Israel reportedly bars items like crutches, croissants from entering Gaza
Humanitarian aid items blocked by Tel Aviv include anesthetics, chocolate croissants, generators for hospitals, maternity kits, power supply equipment and solar panels, reports Washington Post.
Israel has rejected or restricted access to aid items ranging from life-saving medical supplies to toys to chocolate croissants from entering the besieged Gaza, the Washington Post reported.
The US news outlet contacted 25 aid groups, UN agencies and donor countries to ask about aid delivery to Gaza.
Food, water and blankets do not require approvals, but agencies submit requests for items they think have a chance of being rejected, such as communications equipment and sanitation or shelter items.
"I think it’s unprecedented," said Shaina Low, a spokeswoman for the Norwegian Refugee Council in the Palestinian territories. "It’s just nothing that aid agencies have ever had to deal with."
Some items that Israel blocked include anesthetics, chocolate croissants, crutches, generators for hospitals, maternity kits, power supply equipment and solar panels.
Limited scanning machines and operational hours at inspection sites on the Israel-Gaza fence slow the delivery of aid, according to Jamie McGoldrick, the UN humanitarian coordinator for the occupied Palestinian territory.
"You'd think after five and a half months of a crisis of this kind, the systems in place would be a bit more predictable and settled. In fact, they are not. And that's why we’re struggling," said McGoldrick.
Israeli military, which is also responsible for coordinating relief in Gaza where its invasion is under way since October last year, said allegations that it restricts aid are "false" and it largely permits the entry of humanitarian supplies, subject to a security inspection.

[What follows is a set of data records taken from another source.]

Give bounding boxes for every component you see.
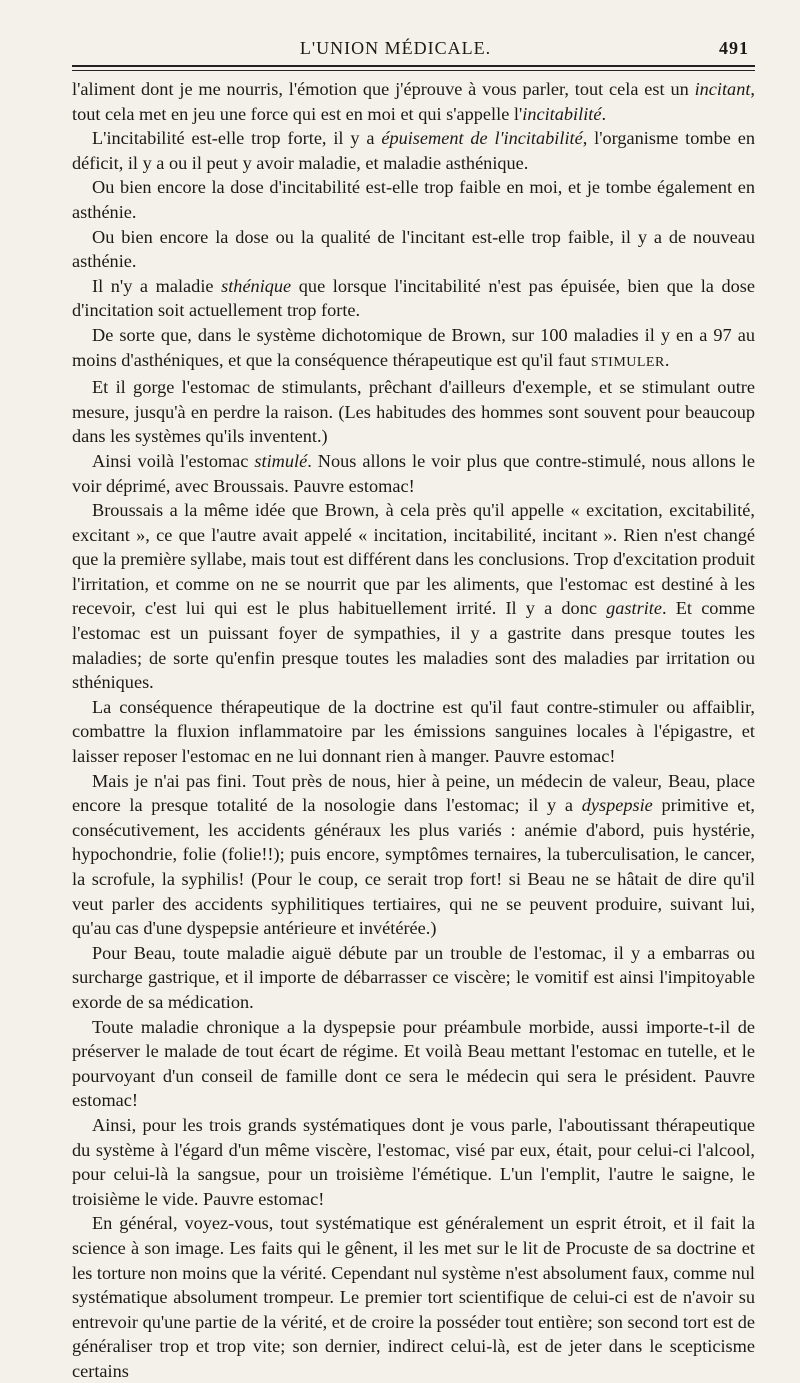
paragraph — [72, 769, 755, 941]
paragraph-text: Ou bien encore la dose d'incitabilité est-elle trop faible en moi, et je tombe également en asthénie. — [72, 177, 755, 222]
paragraph — [72, 175, 755, 224]
italic-term: sthénique — [221, 275, 292, 296]
paragraph — [72, 941, 755, 1015]
paragraph — [72, 1113, 755, 1211]
paragraph-text: Toute maladie chronique a la dyspepsie pour préambule morbide, aussi importe-t-il de préserver le malade de tout écart de régime. Et voilà Beau mettant l'estomac en tutelle, et le pourvoyant d'un conseil de famille dont ce sera le médecin qui sera le président. Pauvre estomac! — [72, 1016, 755, 1111]
paragraph-text: Ainsi, pour les trois grands systématiques dont je vous parle, l'aboutissant thérapeutique du système à l'égard d'un même viscère, l'estomac, visé par eux, était, pour celui-ci l'alcool, pour celui-là la sangsue, pour un troisième l'émétique. L'un l'emplit, l'autre le saigne, le troisième le vide. Pauvre estomac! — [72, 1114, 755, 1209]
paragraph — [72, 77, 755, 126]
paragraph — [72, 375, 755, 449]
paragraph-text: , tout cela met en jeu une force qui est en moi et qui s'appelle l' — [72, 79, 755, 124]
paragraph-text: primitive et, consécutivement, les accidents généraux les plus variés : anémie d'abord, puis hystérie, hypochondrie, folie (folie!!); puis encore, symptômes ternaires, la tuberculisation, le cancer, la scrofule, la syphilis! (Pour le coup, ce serait trop fort! si Beau ne se hâtait de dire qu'il veut parler des accidents syphilitiques tertiaires, qui ne se peuvent produire, suivant lui, qu'au cas d'une dyspepsie antérieure et invétérée.) — [72, 795, 755, 939]
paragraph-text: , l'organisme tombe en déficit, il y a ou il peut y avoir maladie, et maladie asthénique. — [72, 128, 755, 173]
paragraph-text: Ainsi voilà l'estomac — [92, 450, 255, 471]
journal-title: L'UNION MÉDICALE. — [299, 38, 492, 58]
paragraph — [72, 1211, 755, 1383]
paragraph — [72, 449, 755, 498]
paragraph-text: l'aliment dont je me nourris, l'émotion que j'éprouve à vous parler, tout cela est un — [72, 79, 695, 99]
italic-term: stimulé — [254, 450, 308, 471]
paragraph — [72, 126, 755, 175]
paragraph-text: . — [664, 349, 670, 370]
paragraph-text: L'incitabilité est-elle trop forte, il y a — [92, 128, 382, 149]
page-number: 491 — [719, 38, 749, 58]
paragraph-text: . Nous allons le voir plus que contre-stimulé, nous allons le voir déprimé, avec Broussais. Pauvre estomac! — [72, 450, 755, 496]
italic-term: incitant — [694, 79, 751, 99]
paragraph-text: Ou bien encore la dose ou la qualité de l'incitant est-elle trop faible, il y a de nouveau asthénie. — [72, 226, 755, 272]
italic-term: épuisement de l'incitabilité — [381, 128, 583, 149]
paragraph-text: . Et comme l'estomac est un puissant foyer de sympathies, il y a gastrite dans presque toutes les maladies; de sorte qu'enfin presque toutes les maladies sont des maladies par irritation ou sthéniques. — [72, 598, 756, 693]
paragraph-text: La conséquence thérapeutique de la doctrine est qu'il faut contre-stimuler ou affaiblir, combattre la fluxion inflammatoire par les émissions sanguines locales à l'épigastre, et laisser reposer l'estomac en ne lui donnant rien à manger. Pauvre estomac! — [72, 696, 755, 767]
paragraph-text: Mais je n'ai pas fini. Tout près de nous, hier à peine, un médecin de valeur, Beau, place encore la presque totalité de la nosologie dans l'estomac; il y a — [72, 770, 755, 816]
paragraph-text: Pour Beau, toute maladie aiguë débute par un trouble de l'estomac, il y a embarras ou surcharge gastrique, et il importe de débarrasser ce viscère; le vomitif est ainsi l'impitoyable exorde de sa médication. — [72, 942, 755, 1012]
paragraph-text: que lorsque l'incitabilité n'est pas épuisée, bien que la dose d'incitation soit actuellement trop forte. — [72, 275, 755, 321]
header-rule — [72, 70, 755, 71]
italic-term: gastrite — [606, 598, 663, 619]
paragraph-text: . — [601, 103, 607, 124]
italic-term: dyspepsie — [581, 795, 653, 816]
paragraph — [72, 225, 755, 274]
italic-term: incitabilité — [522, 103, 602, 124]
paragraph-text: Et il gorge l'estomac de stimulants, prêchant d'ailleurs d'exemple, et se stimulant outre mesure, jusqu'à en perdre la raison. (Les habitudes des hommes sont souvent pour beaucoup dans les systèmes qu'ils inventent.) — [72, 377, 755, 447]
paragraph-text: En général, voyez-vous, tout systématique est généralement un esprit étroit, et il fait la science à son image. Les faits qui le gênent, il les met sur le lit de Procuste de sa doctrine et les torture non moins que la vérité. Cependant nul système n'est absolument faux, comme nul systématique absolument trompeur. Le premier tort scientifique de celui-ci est de n'avoir su entrevoir qu'une partie de la vérité, et de croire la posséder tout entière; son second tort est de généraliser trop et trop vite; son dernier, indirect celui-là, est de jeter dans le scepticisme certains — [72, 1213, 755, 1381]
paragraph — [72, 498, 755, 695]
paragraph — [72, 695, 755, 769]
paragraph-text: Il n'y a maladie — [92, 275, 222, 296]
paragraph — [72, 323, 755, 375]
paragraph-text: Broussais a la même idée que Brown, à cela près qu'il appelle « excitation, excitabilité, excitant », ce que l'autre avait appelé « incitation, incitabilité, incitant ». Rien n'est changé que la première syllabe, mais tout est différent dans les conclusions. Trop d'excitation produit l'irritation, et comme on ne se nourrit que par les aliments, que l'estomac est destiné à les recevoir, c'est lui qui est le plus habituellement irrité. Il y a donc — [72, 500, 755, 619]
small-caps-term: STIMULER — [590, 354, 665, 370]
paragraph-text: De sorte que, dans le système dichotomique de Brown, sur 100 maladies il y en a 97 au moins d'asthéniques, et que la conséquence thérapeutique est qu'il faut — [72, 324, 755, 370]
running-header — [72, 38, 755, 67]
paragraph — [72, 1015, 755, 1113]
body-text — [72, 77, 755, 1383]
paragraph — [72, 274, 755, 323]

The UN and other aid agencies said Israel controls when they can retrieve the goods from the Gaza side of the crossings and Tel Aviv also must approve routes aid trucks take within the enclave.
Genocide in Gaza
Palestine's Hamas resistance group says its October 7 blitz on Israel that surprised its arch-enemy was orchestrated in response to Israeli attacks on Al Aqsa Mosque, illegal settler violence in occupied West Bank and to put Palestine question "back on the table."

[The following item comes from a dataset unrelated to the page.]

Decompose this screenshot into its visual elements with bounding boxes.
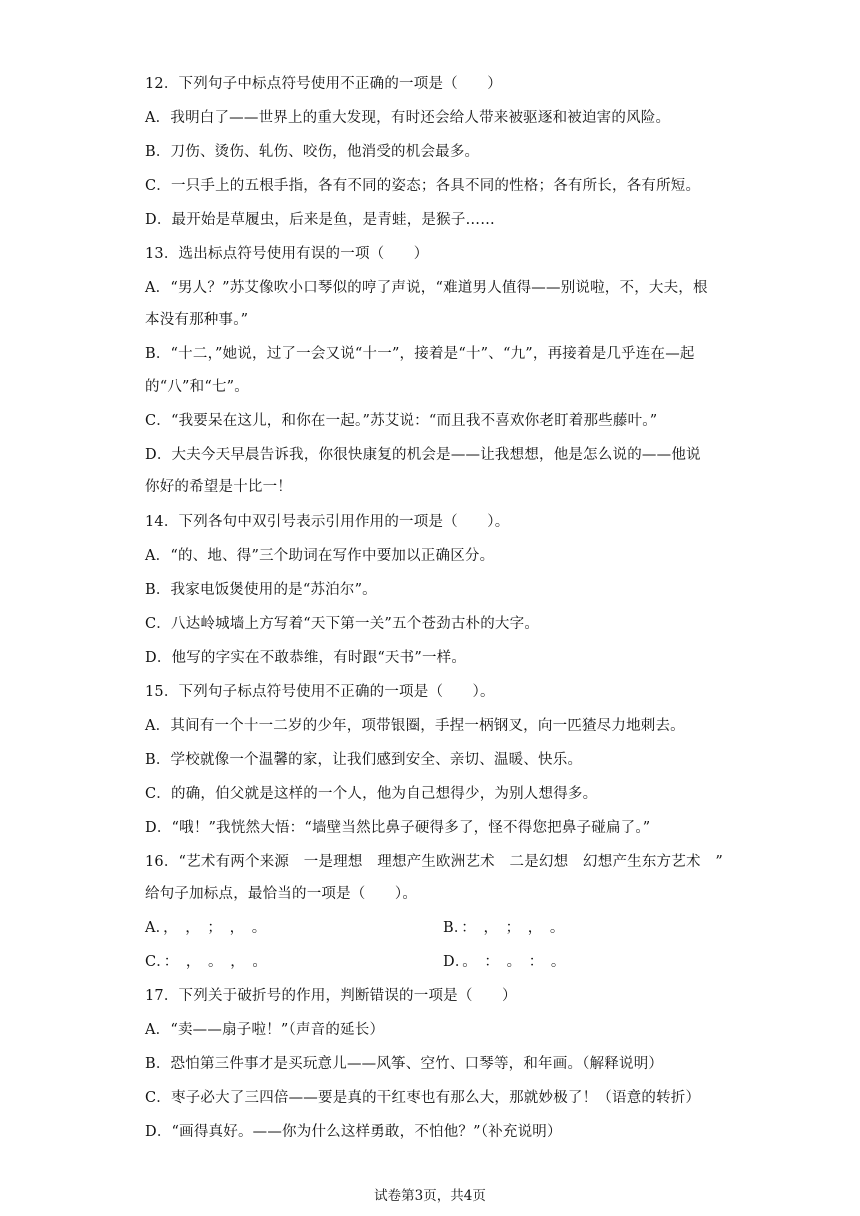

The hours-long raid and Israeli military's haphazard reaction resulted in the killing of more than 1,130 people, Israeli officials and local media say.
Palestinian fighters took more than 250 hostages and presently 130 remain in Gaza, including 34 who the Israeli army says are dead, some of them killed in indiscriminate Israeli strikes.
Israel has since then killed more than 35,500 Palestinians — 70 percent of them babies, women and children — and wounded over 76,000 amid mass destruction and shortages of necessities. Israel has imposed a crippling blockade on Gaza, leaving its population, particularly residents of northern Gaza, starving.
The Israeli war has pushed 85 percent of Gaza's population into internal displacement amid acute shortages of food, clean water and medicine, while 60 percent of the enclave's infrastructure has been damaged or destroyed, according to the UN.
Israel is accused of genocide at the International Court of Justice, which has ordered Tel Aviv to do more to prevent starvation crisis in Gaza. Francesca Albanese, the UN special rapporteur on the rights situation in the Palestinian territories, said recently there were reasonable grounds to believe Israel was committing genocide against Palestinians in Gaza.